カテゴリー
資料

ニート―フリーターでもなく失業者でもなく


ミニレビュー

職に就いておらず、しかし求職中でもなく、学校に行っているわけでもない25歳未満の若者が40万人いるという指摘から本書は始まります。

「典型的」と思われるニートへのインタビューの後、本書の1/3以上を費やして紹介されるのが、兵庫県の「トライやる・ウィーク」という14歳の時点での就労体験教育。そして終盤では、ニート擁護論とまではいかないものの、世間の無視や決め付けに対して警鐘を鳴らします。

著者が想定していた読み手(ニートとその保護者に向けて書かれているようでもあり、ニートを知らない「大人」―20歳を過ぎたニートが大人でないというわけではありませんが―に向けているようでもある)や、主張(若年労働の問題への取り組みを幾つかピックアップしてレポートしているのか、特定の主張があるのか)がよく理解できなかったので、時間をおいて読みなおすことが必要なのかもしれません。とにかく仕事を通じて人生観を養う時期に、働かない・働けない人たちがこれほど多くいるという事実は事実でしょう。

本書でインタビューに答えている方は、「やりたいことが見つからないから」仕事をしない・職に就けないと言います。

反射的に「何もやらないではますます見つからないだろう」と反発したくなりますが、そういう自分も、いわゆる団塊の世代より上の方の就労観などをお聞きしていると、違和感を覚えることがあります。特に大きな企業にお勤めの(お勤めだった)方と話をしていると、企業から放り出されるとか企業が無くなるというリスクとは無縁だったのだなあと感じることがあります。そういう方に例えば「シャニムニ頑張っていれば報われるんだから、あまり悩まないほうがいいよ」と言われても納得しづらいものがあります。ことほどさように、働くということに対する感覚は世代によって、人によって違うのでしょう。

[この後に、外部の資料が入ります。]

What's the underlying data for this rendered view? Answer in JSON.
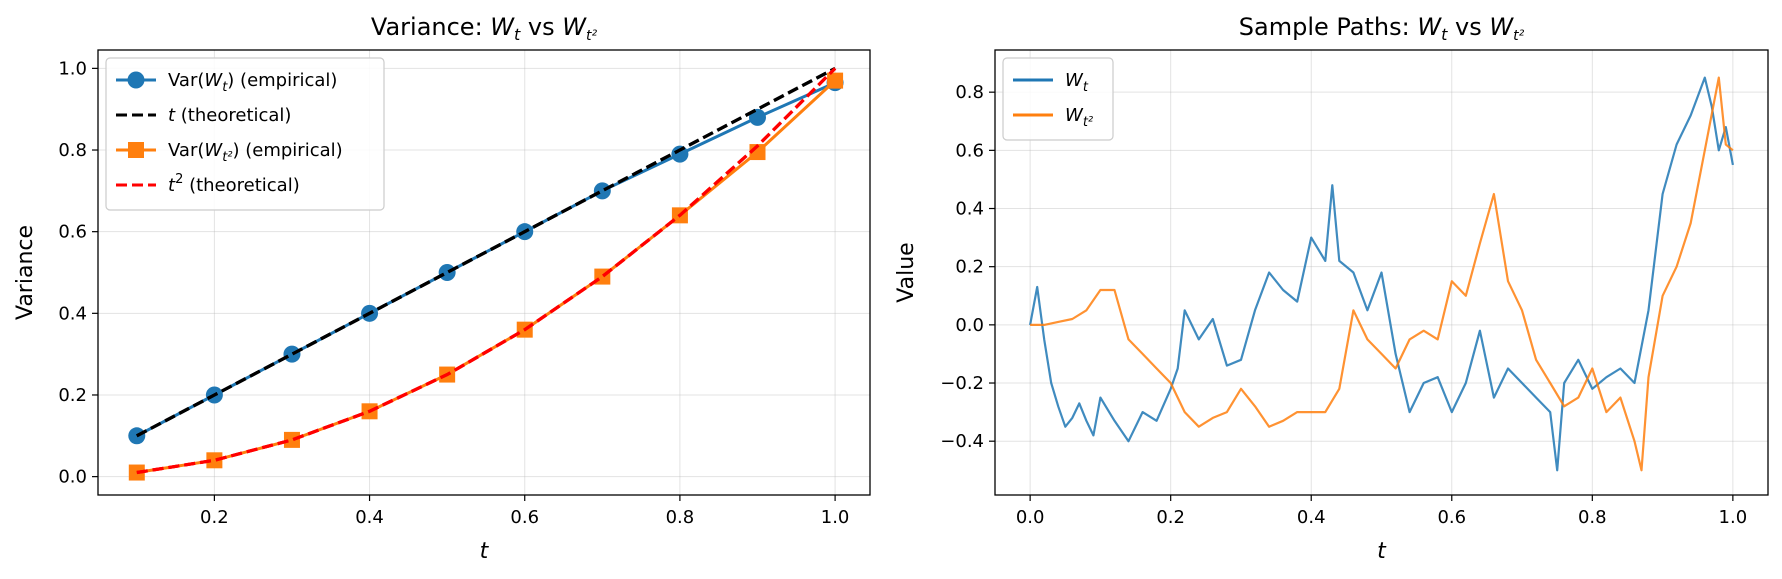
{
  "chart_data": [
    {
      "type": "line",
      "title": "Variance: W_t vs W_{t²}",
      "title_parts": {
        "prefix": "Variance: ",
        "a": "W",
        "a_sub": "t",
        "mid": " vs ",
        "b": "W",
        "b_sub": "t²"
      },
      "xlabel": "t",
      "ylabel": "Variance",
      "xlim": [
        0.05,
        1.045
      ],
      "ylim": [
        -0.045,
        1.045
      ],
      "xticks": [
        0.2,
        0.4,
        0.6,
        0.8,
        1.0
      ],
      "xtick_labels": [
        "0.2",
        "0.4",
        "0.6",
        "0.8",
        "1.0"
      ],
      "yticks": [
        0.0,
        0.2,
        0.4,
        0.6,
        0.8,
        1.0
      ],
      "ytick_labels": [
        "0.0",
        "0.2",
        "0.4",
        "0.6",
        "0.8",
        "1.0"
      ],
      "grid": true,
      "legend_position": "top-left",
      "x": [
        0.1,
        0.2,
        0.3,
        0.4,
        0.5,
        0.6,
        0.7,
        0.8,
        0.9,
        1.0
      ],
      "series": [
        {
          "name": "Var(W_t) (empirical)",
          "legend": {
            "pre": "Var(",
            "var": "W",
            "sub": "t",
            "post": ") (empirical)"
          },
          "color": "#1f77b4",
          "style": "solid",
          "marker": "circle",
          "values": [
            0.1,
            0.2,
            0.3,
            0.4,
            0.5,
            0.6,
            0.7,
            0.79,
            0.88,
            0.965
          ]
        },
        {
          "name": "t (theoretical)",
          "legend": {
            "pre": "",
            "var": "t",
            "sub": "",
            "post": " (theoretical)"
          },
          "color": "#000000",
          "style": "dashed",
          "marker": "none",
          "values": [
            0.1,
            0.2,
            0.3,
            0.4,
            0.5,
            0.6,
            0.7,
            0.8,
            0.9,
            1.0
          ]
        },
        {
          "name": "Var(W_{t²}) (empirical)",
          "legend": {
            "pre": "Var(",
            "var": "W",
            "sub": "t²",
            "post": ") (empirical)"
          },
          "color": "#ff7f0e",
          "style": "solid",
          "marker": "square",
          "values": [
            0.01,
            0.04,
            0.09,
            0.16,
            0.25,
            0.36,
            0.49,
            0.64,
            0.795,
            0.97
          ]
        },
        {
          "name": "t² (theoretical)",
          "legend": {
            "pre": "",
            "var": "t",
            "sub": "2",
            "post": " (theoretical)",
            "sup": true
          },
          "color": "#ff0000",
          "style": "dashed",
          "marker": "none",
          "values": [
            0.01,
            0.04,
            0.09,
            0.16,
            0.25,
            0.36,
            0.49,
            0.64,
            0.81,
            1.0
          ]
        }
      ]
    },
    {
      "type": "line",
      "title": "Sample Paths: W_t vs W_{t²}",
      "title_parts": {
        "prefix": "Sample Paths: ",
        "a": "W",
        "a_sub": "t",
        "mid": " vs ",
        "b": "W",
        "b_sub": "t²"
      },
      "xlabel": "t",
      "ylabel": "Value",
      "xlim": [
        -0.05,
        1.05
      ],
      "ylim": [
        -0.585,
        0.945
      ],
      "xticks": [
        0.0,
        0.2,
        0.4,
        0.6,
        0.8,
        1.0
      ],
      "xtick_labels": [
        "0.0",
        "0.2",
        "0.4",
        "0.6",
        "0.8",
        "1.0"
      ],
      "yticks": [
        -0.4,
        -0.2,
        0.0,
        0.2,
        0.4,
        0.6,
        0.8
      ],
      "ytick_labels": [
        "−0.4",
        "−0.2",
        "0.0",
        "0.2",
        "0.4",
        "0.6",
        "0.8"
      ],
      "grid": true,
      "legend_position": "top-left",
      "series": [
        {
          "name": "W_t",
          "legend": {
            "var": "W",
            "sub": "t"
          },
          "color": "#1f77b4",
          "x": [
            0,
            0.01,
            0.02,
            0.03,
            0.04,
            0.05,
            0.06,
            0.07,
            0.08,
            0.09,
            0.1,
            0.12,
            0.14,
            0.16,
            0.18,
            0.2,
            0.21,
            0.22,
            0.24,
            0.26,
            0.28,
            0.3,
            0.32,
            0.34,
            0.36,
            0.38,
            0.4,
            0.42,
            0.43,
            0.44,
            0.46,
            0.48,
            0.5,
            0.52,
            0.54,
            0.56,
            0.58,
            0.6,
            0.62,
            0.64,
            0.66,
            0.68,
            0.7,
            0.72,
            0.74,
            0.75,
            0.76,
            0.78,
            0.8,
            0.82,
            0.84,
            0.86,
            0.88,
            0.9,
            0.92,
            0.94,
            0.96,
            0.97,
            0.98,
            0.99,
            1.0
          ],
          "values": [
            0.0,
            0.13,
            -0.05,
            -0.2,
            -0.28,
            -0.35,
            -0.32,
            -0.27,
            -0.33,
            -0.38,
            -0.25,
            -0.33,
            -0.4,
            -0.3,
            -0.33,
            -0.22,
            -0.15,
            0.05,
            -0.05,
            0.02,
            -0.14,
            -0.12,
            0.05,
            0.18,
            0.12,
            0.08,
            0.3,
            0.22,
            0.48,
            0.22,
            0.18,
            0.05,
            0.18,
            -0.1,
            -0.3,
            -0.2,
            -0.18,
            -0.3,
            -0.2,
            -0.02,
            -0.25,
            -0.15,
            -0.2,
            -0.25,
            -0.3,
            -0.5,
            -0.2,
            -0.12,
            -0.22,
            -0.18,
            -0.15,
            -0.2,
            0.05,
            0.45,
            0.62,
            0.72,
            0.85,
            0.75,
            0.6,
            0.68,
            0.55
          ]
        },
        {
          "name": "W_{t²}",
          "legend": {
            "var": "W",
            "sub": "t²"
          },
          "color": "#ff7f0e",
          "x": [
            0,
            0.02,
            0.04,
            0.06,
            0.08,
            0.1,
            0.12,
            0.14,
            0.16,
            0.18,
            0.2,
            0.22,
            0.24,
            0.26,
            0.28,
            0.3,
            0.32,
            0.34,
            0.36,
            0.38,
            0.4,
            0.42,
            0.44,
            0.46,
            0.48,
            0.5,
            0.52,
            0.54,
            0.56,
            0.58,
            0.6,
            0.62,
            0.64,
            0.66,
            0.68,
            0.7,
            0.72,
            0.74,
            0.76,
            0.78,
            0.8,
            0.82,
            0.84,
            0.86,
            0.87,
            0.88,
            0.9,
            0.92,
            0.94,
            0.96,
            0.98,
            0.99,
            1.0
          ],
          "values": [
            0.0,
            0.0,
            0.01,
            0.02,
            0.05,
            0.12,
            0.12,
            -0.05,
            -0.1,
            -0.15,
            -0.2,
            -0.3,
            -0.35,
            -0.32,
            -0.3,
            -0.22,
            -0.28,
            -0.35,
            -0.33,
            -0.3,
            -0.3,
            -0.3,
            -0.22,
            0.05,
            -0.05,
            -0.1,
            -0.15,
            -0.05,
            -0.02,
            -0.05,
            0.15,
            0.1,
            0.28,
            0.45,
            0.15,
            0.05,
            -0.12,
            -0.2,
            -0.28,
            -0.25,
            -0.15,
            -0.3,
            -0.25,
            -0.4,
            -0.5,
            -0.18,
            0.1,
            0.2,
            0.35,
            0.6,
            0.85,
            0.62,
            0.6
          ]
        }
      ]
    }
  ]
}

しかし、試してみないと学びも無い、行動してみないと発見も無いというのは、社会環境や世代を超えた真実だと信じます。
著者はニートに対する理解の浅い「大人」の大部分を批判しています。「彼らだって好きでニートになったのではない」と言います。
いや待てよ、著者がそう命名した瞬間から「ニート」が出現したのではないか、セグメントとして認知されたことで却って安住しやすくなったのではないか…いやいや、それはきっと不毛な屁理屈でしょう。
ともかく、いろいろ「試す」チャンスは与えたいし、我々も持ちたいですね。経済的に余裕があればニートになってじっくり考えたいという「大人」も、案外多いかもしれません が、「大人」がチャレンジを続けないでどうして後に続く世代が試す気になりましょう。